RAYTOWN, Mo. -- When bad weather hits, anything can turn into mother nature's weapon, especially trees.
Homeowners all around the Kansas City metro spent their Thursday cleaning up trees, some of which fell right on their homes during Wednesday's weather event.
Saws are in high demand after an EF-1 tornado touched down near Belton, Missouri, sending stormy weather and high winds measuring as fast as 98 mph across the east side of the metro.
Fallen trees are everywhere around Raytown and south Kansas City. People wielding saws included the vocational and the volunteers, as many Oaks, Walnuts and Cottonwoods were reduced to kindling.
One Raytown home, situated near Lakeview and Harvard streets, was pummeled by a huge Cottonwood tree, which neighbors estimated to be as old as 100 years. The tree's roots were taller than a 6-foot-tall man, and it turned a nice lakeside home to sawdust.
Clean-up efforts also included one tree expert, who explained how homeowners can ensure their trees are stronger, thereby giving them a chance to survive these storms.
Steve Strauss, who owns Classic Tree Care, has worked with trees for more than 15 years. Strauss and his crew of six workers sawed and sweated, trying to remove the big tree from the house's flattened shell of glass and wood.
"We stay prepared for the storms that spring usually brings," Strauss told FOX4 on Thursday afternoon. "We don't see a whole lot with devastation this bad. When I see something like this, I feel bad for the homeowner, because even though the insurance is going to pay for it, it's not a pleasant experience."
If you drive south for 15 minutes to south Kansas City, you'll find neighbors like Craig Sparks and Enrique San Juan who are helping older neighbors who can't remove fallen trees from their own roofs and yards.
"It was crazy," said Sparks, a retired boilermaker. "There were trees falling out of every damn place. It sounded like a war zone."
San Juan's neighbors are benefiting from their friend's line of work. He told FOX4 he works as a tree care tech, and he used a variety of saws and extended cutters to remove an Oak tree branch from a low-hanging telephone line.
"It looks like we're walking around and seeing the damage," San Juan said. "There may come more wind later, and that cable may come down."
"You gotta live here a while. You gotta get along. If you don't know your neighbors, you don't know. Simple as that," Sparks, a Vietnam combat veteran, explained. "It won't be cleaned up for a week."
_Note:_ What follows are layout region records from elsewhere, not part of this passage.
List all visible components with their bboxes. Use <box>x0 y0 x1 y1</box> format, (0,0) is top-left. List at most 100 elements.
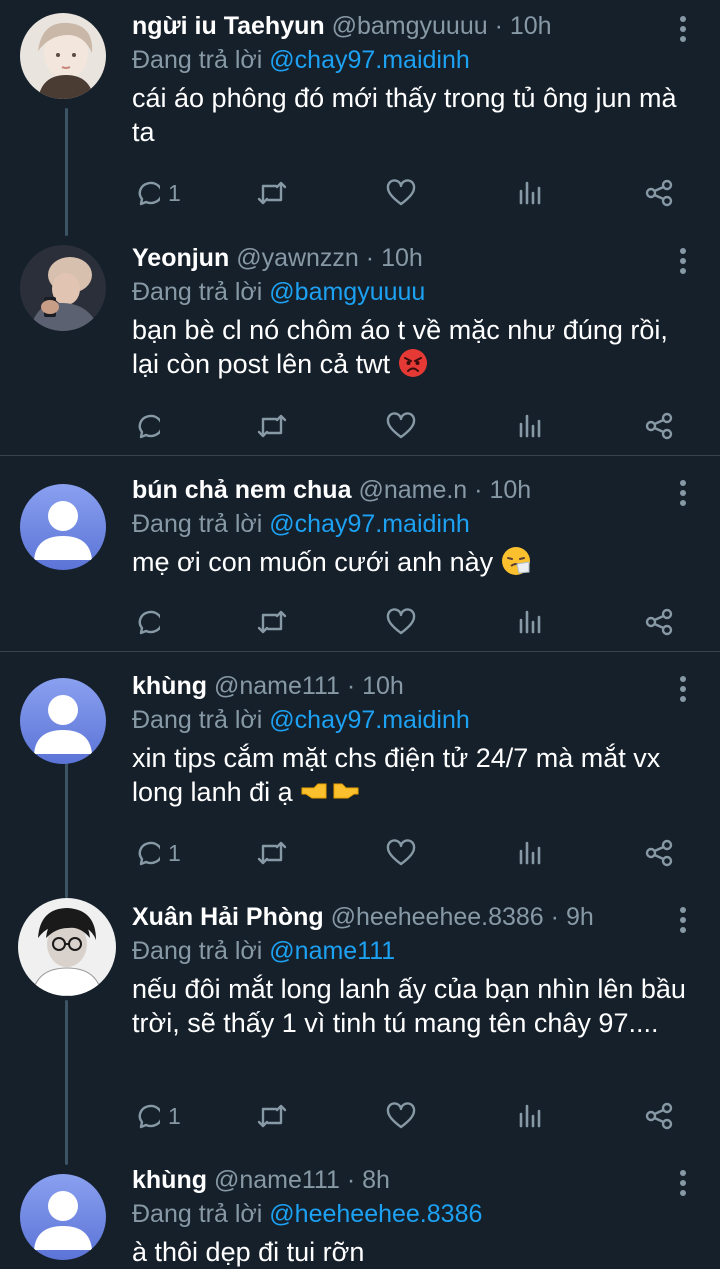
like-button[interactable] <box>386 604 416 640</box>
handle[interactable]: @bamgyuuuu <box>332 12 488 40</box>
display-name[interactable]: Yeonjun <box>132 244 229 272</box>
like-button[interactable] <box>386 175 416 211</box>
analytics-button[interactable] <box>517 1098 543 1134</box>
dot-separator: · <box>346 1166 356 1194</box>
reply-prefix: Đang trả lời <box>132 937 263 965</box>
heart-icon <box>386 1102 416 1129</box>
more-options-icon[interactable] <box>678 907 688 937</box>
like-button[interactable] <box>386 408 416 444</box>
tweet[interactable]: ngừi iu Taehyun @bamgyuuuu · 10h Đang tr… <box>0 0 720 230</box>
display-name[interactable]: ngừi iu Taehyun <box>132 12 325 40</box>
more-options-icon[interactable] <box>678 16 688 46</box>
timestamp[interactable]: 10h <box>381 244 423 272</box>
share-button[interactable] <box>644 408 674 444</box>
more-options-icon[interactable] <box>678 480 688 510</box>
reply-button[interactable]: 1 <box>132 835 181 871</box>
share-button[interactable] <box>644 1098 674 1134</box>
avatar[interactable] <box>18 898 116 996</box>
retweet-icon <box>257 610 287 634</box>
avatar[interactable] <box>20 1174 106 1260</box>
reply-mention[interactable]: @name111 <box>269 937 395 965</box>
reply-mention[interactable]: @heeheehee.8386 <box>269 1200 482 1228</box>
more-options-icon[interactable] <box>678 248 688 278</box>
replying-to: Đang trả lời @chay97.maidinh <box>132 44 692 76</box>
reply-button[interactable]: 1 <box>132 175 181 211</box>
timestamp[interactable]: 9h <box>566 903 594 931</box>
reply-mention[interactable]: @bamgyuuuu <box>269 278 425 306</box>
reply-button[interactable] <box>132 408 168 444</box>
reply-prefix: Đang trả lời <box>132 510 263 538</box>
avatar[interactable] <box>20 13 106 99</box>
more-options-icon[interactable] <box>678 676 688 706</box>
retweet-button[interactable] <box>256 604 288 640</box>
share-button[interactable] <box>644 175 674 211</box>
timestamp[interactable]: 10h <box>489 476 531 504</box>
tweet-text: mẹ ơi con muốn cưới anh này <box>132 545 692 579</box>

Strauss said some trees can be strengthened for storm season if homeowners actively care for their trees and have them regularly examined by an arborist or tree care professional. Strauss said he often often sees fallen trees that show symptoms of root rot and bark buckle, conditions that can weaken a tree's integrity.
"You either need to reduce the weight on that limb considerable, or take those limbs off because a lot of people look at those things, and they don't think anything of it," Strauss said.
Strauss also said removing a big tree from a house can be risky, and one bad cut to a fallen tree trunk with a chainsaw can cause the house on which its resting to buckle and fail. He stresses for homeowners not to do it themselves, since working with saws and ladders can be dangerous.